We investigate in different structures, such as the hippocampus and cortex, the mechanisms and function of several forms of plasticity (long-term potentiation and depression, adult neurogenesis) induced by neuronal stimulation or by learning or behavioral enrichment. Our approach, from gene to function, enables identification of learning-induced cellular and synaptic changes as well as the functional role of signaling cascades, transcription factors and the regulation of genes and proteins that contribute to distinct stages of plasticity and distinct forms of memory.
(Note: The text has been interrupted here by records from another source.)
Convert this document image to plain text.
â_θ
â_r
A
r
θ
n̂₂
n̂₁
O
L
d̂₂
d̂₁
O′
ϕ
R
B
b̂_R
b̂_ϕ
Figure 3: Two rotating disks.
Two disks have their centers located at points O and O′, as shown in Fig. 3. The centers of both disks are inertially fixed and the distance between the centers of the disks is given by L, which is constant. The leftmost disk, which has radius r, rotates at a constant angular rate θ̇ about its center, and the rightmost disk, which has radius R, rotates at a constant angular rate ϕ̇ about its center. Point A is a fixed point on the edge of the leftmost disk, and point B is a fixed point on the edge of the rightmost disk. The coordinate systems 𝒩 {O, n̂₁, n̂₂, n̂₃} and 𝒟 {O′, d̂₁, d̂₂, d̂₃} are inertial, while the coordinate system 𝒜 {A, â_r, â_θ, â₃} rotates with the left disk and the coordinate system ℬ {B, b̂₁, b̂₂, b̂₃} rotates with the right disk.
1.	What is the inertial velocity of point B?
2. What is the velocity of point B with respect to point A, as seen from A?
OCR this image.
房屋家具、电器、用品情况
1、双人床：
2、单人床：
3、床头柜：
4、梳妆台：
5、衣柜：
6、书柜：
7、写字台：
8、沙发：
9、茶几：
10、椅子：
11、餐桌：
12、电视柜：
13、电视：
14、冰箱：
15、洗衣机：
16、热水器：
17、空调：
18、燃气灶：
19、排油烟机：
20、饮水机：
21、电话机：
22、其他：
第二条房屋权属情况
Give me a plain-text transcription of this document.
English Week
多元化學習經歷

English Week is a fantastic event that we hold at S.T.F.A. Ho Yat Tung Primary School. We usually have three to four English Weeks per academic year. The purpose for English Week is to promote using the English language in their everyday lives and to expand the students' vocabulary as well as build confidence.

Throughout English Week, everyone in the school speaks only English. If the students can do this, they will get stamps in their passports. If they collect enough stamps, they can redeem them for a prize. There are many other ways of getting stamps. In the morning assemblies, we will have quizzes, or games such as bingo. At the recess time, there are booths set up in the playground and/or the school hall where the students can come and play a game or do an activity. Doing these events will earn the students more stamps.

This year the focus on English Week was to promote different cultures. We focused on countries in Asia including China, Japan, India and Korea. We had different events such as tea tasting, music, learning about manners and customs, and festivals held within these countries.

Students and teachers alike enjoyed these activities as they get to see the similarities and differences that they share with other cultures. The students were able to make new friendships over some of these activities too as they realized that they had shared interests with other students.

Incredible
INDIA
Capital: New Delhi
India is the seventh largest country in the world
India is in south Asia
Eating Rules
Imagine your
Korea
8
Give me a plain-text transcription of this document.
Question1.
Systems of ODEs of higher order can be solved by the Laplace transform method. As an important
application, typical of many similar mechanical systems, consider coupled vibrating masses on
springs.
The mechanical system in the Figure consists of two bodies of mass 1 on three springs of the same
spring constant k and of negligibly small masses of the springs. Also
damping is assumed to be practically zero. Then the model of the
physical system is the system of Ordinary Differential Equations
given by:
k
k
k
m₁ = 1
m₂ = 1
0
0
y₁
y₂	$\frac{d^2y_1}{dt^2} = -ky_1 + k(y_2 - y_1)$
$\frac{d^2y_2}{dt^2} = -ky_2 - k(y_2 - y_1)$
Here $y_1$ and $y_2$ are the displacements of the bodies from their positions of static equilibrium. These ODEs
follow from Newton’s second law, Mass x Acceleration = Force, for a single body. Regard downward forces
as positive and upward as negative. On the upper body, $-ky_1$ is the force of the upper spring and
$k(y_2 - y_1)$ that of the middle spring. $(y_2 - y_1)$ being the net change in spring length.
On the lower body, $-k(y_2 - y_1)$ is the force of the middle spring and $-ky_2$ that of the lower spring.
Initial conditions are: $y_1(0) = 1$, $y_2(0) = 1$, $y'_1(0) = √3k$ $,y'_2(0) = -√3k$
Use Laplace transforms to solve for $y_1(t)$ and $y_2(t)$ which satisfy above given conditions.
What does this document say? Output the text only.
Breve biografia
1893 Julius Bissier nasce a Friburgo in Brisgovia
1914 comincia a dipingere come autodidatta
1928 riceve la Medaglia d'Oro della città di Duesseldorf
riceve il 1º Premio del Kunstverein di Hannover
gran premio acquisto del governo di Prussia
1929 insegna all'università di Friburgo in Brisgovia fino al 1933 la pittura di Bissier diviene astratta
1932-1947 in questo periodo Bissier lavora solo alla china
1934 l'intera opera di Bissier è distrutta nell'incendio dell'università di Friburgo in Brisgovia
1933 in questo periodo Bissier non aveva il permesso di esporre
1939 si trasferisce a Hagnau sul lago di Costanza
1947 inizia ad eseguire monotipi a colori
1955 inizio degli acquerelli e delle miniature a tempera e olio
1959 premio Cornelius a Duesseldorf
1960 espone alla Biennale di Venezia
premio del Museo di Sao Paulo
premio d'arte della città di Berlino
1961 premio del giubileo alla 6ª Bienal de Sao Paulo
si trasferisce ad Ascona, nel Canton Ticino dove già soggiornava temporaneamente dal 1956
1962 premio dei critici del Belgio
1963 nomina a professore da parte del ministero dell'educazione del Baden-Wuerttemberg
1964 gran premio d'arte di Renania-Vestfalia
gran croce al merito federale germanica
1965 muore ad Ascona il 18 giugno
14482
Our research programs cover several facets, from the mechanisms of neuronal network plasticity and adult neurogenesis, as well as identification of the pathophysiological mechanisms leading to cognitive dysfunction in neurodevelopmental diseases (intellectual disability) and neurodegenerative diseases (Alzheimer’s disease). In rodent models of these pathologies, we also develop novel strategies to evaluate the potential of several gene, pharmacological and behavioral therapies.
Our multidisciplinary approach, undertaken in rats and in transgenic mouse models, is based on converging methodologies including cellular and molecular biology, biochemistry, neuroanatomy, cell imaging, pharmacology, electrophysiology and behavioral studies in a variety of learning and memory tasks.